Lab 05: VAE Latent Space
Annotated code reading lab. Running code is optional.
VAE Latent Space
This lab maps directly to the handbook section. Read the related handbook section first, then use the lab page and starter file to connect the concept to concrete variables, shapes, APIs, and interview-ready explanations.
VAE Latent Space
Track how VAE compression changes pixel tensors into smaller latent tensors.
Mechanism to keep in mind
- `image_shape` is RGB pixel space.
- `latent_shape` has learned channels and downsampled spatial axes; scale factor and channel count are model-specific examples here.
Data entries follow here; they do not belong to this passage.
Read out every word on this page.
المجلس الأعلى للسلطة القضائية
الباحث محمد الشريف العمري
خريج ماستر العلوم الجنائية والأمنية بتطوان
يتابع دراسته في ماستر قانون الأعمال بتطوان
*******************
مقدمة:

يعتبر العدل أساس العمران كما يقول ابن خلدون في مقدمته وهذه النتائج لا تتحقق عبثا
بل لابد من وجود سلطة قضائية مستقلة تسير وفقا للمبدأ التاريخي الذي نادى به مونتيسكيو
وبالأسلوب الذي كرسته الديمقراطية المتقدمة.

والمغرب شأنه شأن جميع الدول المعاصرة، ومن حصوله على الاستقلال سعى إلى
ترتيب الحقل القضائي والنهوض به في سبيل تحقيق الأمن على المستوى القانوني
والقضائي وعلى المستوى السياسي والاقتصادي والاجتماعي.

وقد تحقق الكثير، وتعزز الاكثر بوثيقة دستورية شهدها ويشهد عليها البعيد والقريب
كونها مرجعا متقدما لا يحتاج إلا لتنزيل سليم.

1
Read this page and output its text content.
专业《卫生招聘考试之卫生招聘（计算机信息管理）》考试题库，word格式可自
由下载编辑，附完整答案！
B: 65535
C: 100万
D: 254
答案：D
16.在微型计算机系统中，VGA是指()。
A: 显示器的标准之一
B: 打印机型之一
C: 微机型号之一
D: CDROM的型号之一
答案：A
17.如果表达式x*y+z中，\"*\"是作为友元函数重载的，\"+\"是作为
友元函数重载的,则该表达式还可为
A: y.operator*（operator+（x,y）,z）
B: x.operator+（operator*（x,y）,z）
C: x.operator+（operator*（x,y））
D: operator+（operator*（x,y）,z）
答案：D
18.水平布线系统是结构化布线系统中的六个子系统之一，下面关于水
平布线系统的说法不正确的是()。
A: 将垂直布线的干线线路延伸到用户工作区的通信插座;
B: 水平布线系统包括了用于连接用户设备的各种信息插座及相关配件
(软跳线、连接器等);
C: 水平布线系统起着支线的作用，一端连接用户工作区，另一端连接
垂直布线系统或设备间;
- `decode` returns to pixel space after denoising.
Annotated Code Preview
Open starter fileStarter preview
Excerpt from code/lab-05-vae-latent-space/vae_latent_shapes.py. The linked starter file is the source of truth.
# VAE Latent Space
# Annotated reading material. Running this file is optional.
# Source-of-truth focus: Track how VAE compression changes pixel tensors into smaller latent tensors.
batch, channels, height, width = 1, 3, 1024, 1024
vae_scale_factor = 8 # example only; check the target VAE/pipeline
latent_channels = 4 # example only; not universal
latent_shape = (batch, latent_channels, height // vae_scale_factor, width // vae_scale_factor)
image_shape_after_decode = (batch, channels, height, width)
# What to explain while reading:
# - image_shape is RGB pixel space.
# - latent_shape has learned channels and downsampled spatial axes; constants are model-specific.
# - decode returns to pixel space after denoising.
#
# Common traps:
# - Do not treat latent channels as colors.
# - Do not forget the VAE when tracing full pipeline memory.
What each block is doing
- Setup / contract
- `image_shape` is RGB pixel space.
- Main transition
- `latent_shape` has learned channels and downsampled spatial axes.
- Interview hook
- `decode` returns to pixel space after denoising.
Reading checkpoints
- Latent space is not RGB.
- Latent scaling constants, channel counts and spatial downsampling factors are model- and pipeline-specific.
- VAE decode can be a memory spike.
What this lab prevents
- Do not treat latent channels as colors.
- Do not forget the VAE when tracing full pipeline memory.
How to say it out loud
Track how VAE compression changes pixel tensors into smaller latent tensors. Then explain the code by naming the state being transformed, the axis or shape that matters, and the tradeoff that would appear in a real system.
Additional intuition
- Use official docs and papers for API behavior and factual claims; use blogs only to improve the mental picture.
- If support matrices, performance behavior or backend choices are version-sensitive, check current docs before repeating them.
- A strong interview answer names the state object, the shape or axis it changes, and the tradeoff it creates.